The woman, who asked not to be named to protect the identity of the children, had raised her two grandchildren, 12-year-old twin girls, since they were 6 months old.
One suffered from severe fetal alcohol syndrome that caused small physical disfigurements and brain damage, while the other had ADHD.
The pair relied on their two animals, a cat and a dog that they called "therapy pets" and had been signed off by doctors as "essential", but finding a rental that allowed pets seemed almost impossible.
The family had been living in their Western Heights rental for six years but the landlords had chosen to move back to Rotorua and take back their house.
"Dread" washed over her when she was given notice to be out of the home by December 14 as she knew finding a suitable rental for the family and the pets wasn't going to be easy.
One of the girls suffered from breakdowns and "sleepless nights" at the thought of change and the emotional strain on the family since the news had been huge, she said.
She had applied for 10 rentals in the past couple of weeks and after disclosing that she had essential pets had been rejected for all viewings, she said.
She had scrolled Trade Me for properties every single day with "tears" in her eyes as none allowed the "therapy pets" her girls needed, she said.
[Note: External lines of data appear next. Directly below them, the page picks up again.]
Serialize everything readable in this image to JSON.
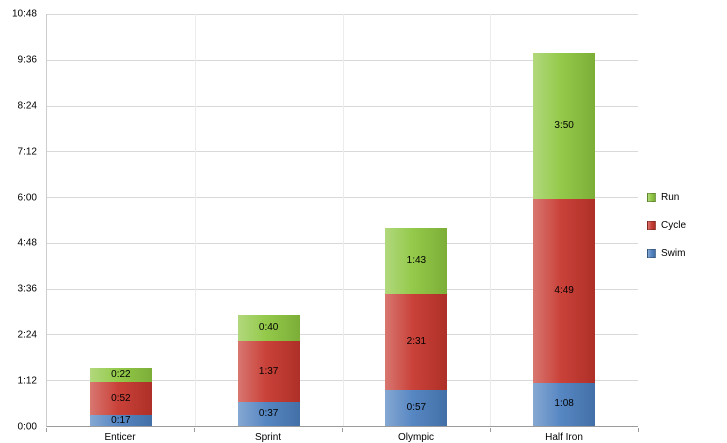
{
  "chart_data": {
    "type": "bar",
    "stacked": true,
    "title": "",
    "categories": [
      "Enticer",
      "Sprint",
      "Olympic",
      "Half Iron"
    ],
    "series": [
      {
        "name": "Swim",
        "color": "#4c7fbe",
        "segment_labels": [
          "0:17",
          "0:37",
          "0:57",
          "1:08"
        ],
        "values_minutes": [
          17,
          37,
          57,
          68
        ]
      },
      {
        "name": "Cycle",
        "color": "#c6362d",
        "segment_labels": [
          "0:52",
          "1:37",
          "2:31",
          "4:49"
        ],
        "values_minutes": [
          52,
          97,
          151,
          289
        ]
      },
      {
        "name": "Run",
        "color": "#8dc63f",
        "segment_labels": [
          "0:22",
          "0:40",
          "1:43",
          "3:50"
        ],
        "values_minutes": [
          22,
          40,
          103,
          230
        ]
      }
    ],
    "y_axis": {
      "tick_labels": [
        "0:00",
        "1:12",
        "2:24",
        "3:36",
        "4:48",
        "6:00",
        "7:12",
        "8:24",
        "9:36",
        "10:48"
      ],
      "min_minutes": 0,
      "max_minutes": 648,
      "tick_interval_minutes": 72
    },
    "x_axis": {
      "labels": [
        "Enticer",
        "Sprint",
        "Olympic",
        "Half Iron"
      ]
    },
    "legend": {
      "position": "right",
      "entries": [
        "Run",
        "Cycle",
        "Swim"
      ]
    },
    "grid": true,
    "colors": {
      "gridline": "#d9d9d9",
      "axis": "#9b9b9b",
      "background": "#ffffff"
    }
  }
}
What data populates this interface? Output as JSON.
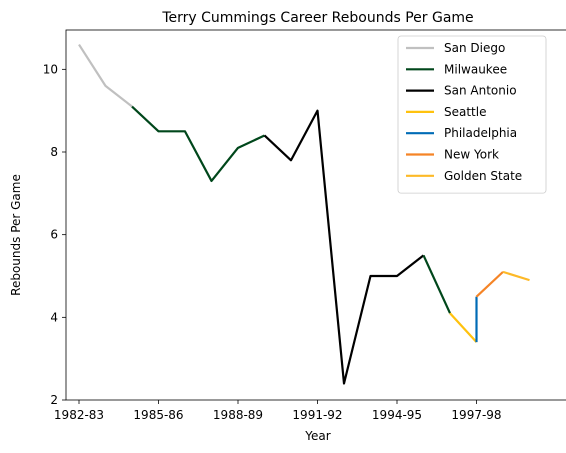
{
  "chart_data": {
    "type": "line",
    "title": "Terry Cummings Career Rebounds Per Game",
    "xlabel": "Year",
    "ylabel": "Rebounds Per Game",
    "ylim": [
      2,
      11
    ],
    "yticks": [
      2,
      4,
      6,
      8,
      10
    ],
    "xticks": [
      "1982-83",
      "1985-86",
      "1988-89",
      "1991-92",
      "1994-95",
      "1997-98"
    ],
    "x": [
      "1982-83",
      "1983-84",
      "1984-85",
      "1985-86",
      "1986-87",
      "1987-88",
      "1988-89",
      "1989-90",
      "1990-91",
      "1991-92",
      "1992-93",
      "1993-94",
      "1994-95",
      "1995-96",
      "1996-97",
      "1997-98",
      "1998-99",
      "1999-00"
    ],
    "grid": false,
    "legend_position": "top-right",
    "series": [
      {
        "name": "San Diego",
        "color": "#c0c0c0",
        "points": [
          [
            "1982-83",
            10.6
          ],
          [
            "1983-84",
            9.6
          ],
          [
            "1984-85",
            9.1
          ]
        ]
      },
      {
        "name": "Milwaukee",
        "color": "#00471b",
        "points": [
          [
            "1984-85",
            9.1
          ],
          [
            "1985-86",
            8.5
          ],
          [
            "1986-87",
            8.5
          ],
          [
            "1987-88",
            7.3
          ],
          [
            "1988-89",
            8.1
          ],
          [
            "1989-90",
            8.4
          ]
        ]
      },
      {
        "name": "San Antonio",
        "color": "#000000",
        "points": [
          [
            "1989-90",
            8.4
          ],
          [
            "1990-91",
            7.8
          ],
          [
            "1991-92",
            9.0
          ],
          [
            "1992-93",
            2.4
          ],
          [
            "1993-94",
            5.0
          ],
          [
            "1994-95",
            5.0
          ],
          [
            "1995-96",
            5.5
          ]
        ]
      },
      {
        "name": "Milwaukee",
        "color": "#00471b",
        "legend": false,
        "points": [
          [
            "1995-96",
            5.5
          ],
          [
            "1996-97",
            4.1
          ]
        ]
      },
      {
        "name": "Seattle",
        "color": "#ffc20e",
        "points": [
          [
            "1996-97",
            4.1
          ],
          [
            "1997-98",
            3.4
          ]
        ]
      },
      {
        "name": "Philadelphia",
        "color": "#006bb6",
        "points": [
          [
            "1997-98",
            3.4
          ],
          [
            "1997-98",
            4.5
          ]
        ]
      },
      {
        "name": "New York",
        "color": "#f58426",
        "points": [
          [
            "1997-98",
            4.5
          ],
          [
            "1998-99",
            5.1
          ]
        ]
      },
      {
        "name": "Golden State",
        "color": "#fdb927",
        "points": [
          [
            "1998-99",
            5.1
          ],
          [
            "1999-00",
            4.9
          ]
        ]
      }
    ]
  }
}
She had managed to find a new home for their two rabbits but the girls could not leave the other animals behind.
The pets were "therapeutic" for the children and had been signed off by doctors as "essential", she said.
One of the girls had been speaking with her school counsellor about how she was struggling with the idea of not being able to move with her pets and them having to be put down, she said.
"I really don't think she would be able to handle it. Nothing else settles or calms her down the same. Those pets are a part of the family."
She said it was devastating as both pets were clean, regularly groomed, fixed and had all the vaccinations they needed.
Her biggest fear was being "homeless for Christmas", she said.
Rotorua Property Investors Association president Debbie Van Den Broek said it was common for people with pets to struggle to find a rental in the current market.
As a landlord herself, she had no problem with animals and said: "It is the quality of the tenants that mattered, not the pets."
With changes coming up to the Residential Tenants Act, Van Den Broek said landlords were choosing to go with the "safest option", which many thought was those without pets or children.
She said landlords were commonly "risk-averse" and had heard too many horror stories.
However, she said she had never had any problems with tenants with pets and did her best to help those struggling to find a rental for that reason.
Director at Therapy Dogs New Zealand Wendy Isaacs said cats and dogs often had the ability to "lower blood pressure and anxiety" for people suffering from illnesses like fetal alcohol syndrome and autism.
She said it helped them "regulate their emotions", which was something many struggled to do.
"Therapy animals are so powerful and can completely change a child's life."
Co-director of Rotorua Rentals Pauline Evans said pets in rentals were looked at on a "case-by-case" basis.
She said sometimes it came down to the wellbeing of the animal and the property not being suitable, but also that some homeowners had "bad experiences" that put them off the idea.
She said if the animal was microchipped, registered, had up-to-date vet reports and had references from other landlords, they could get the tick of approval.
She had recently put a family in a rental where the landlord had said no to pets but after meeting the animal, had changed their mind.
"It's about proving that the animal is a member of the family, not just a pet."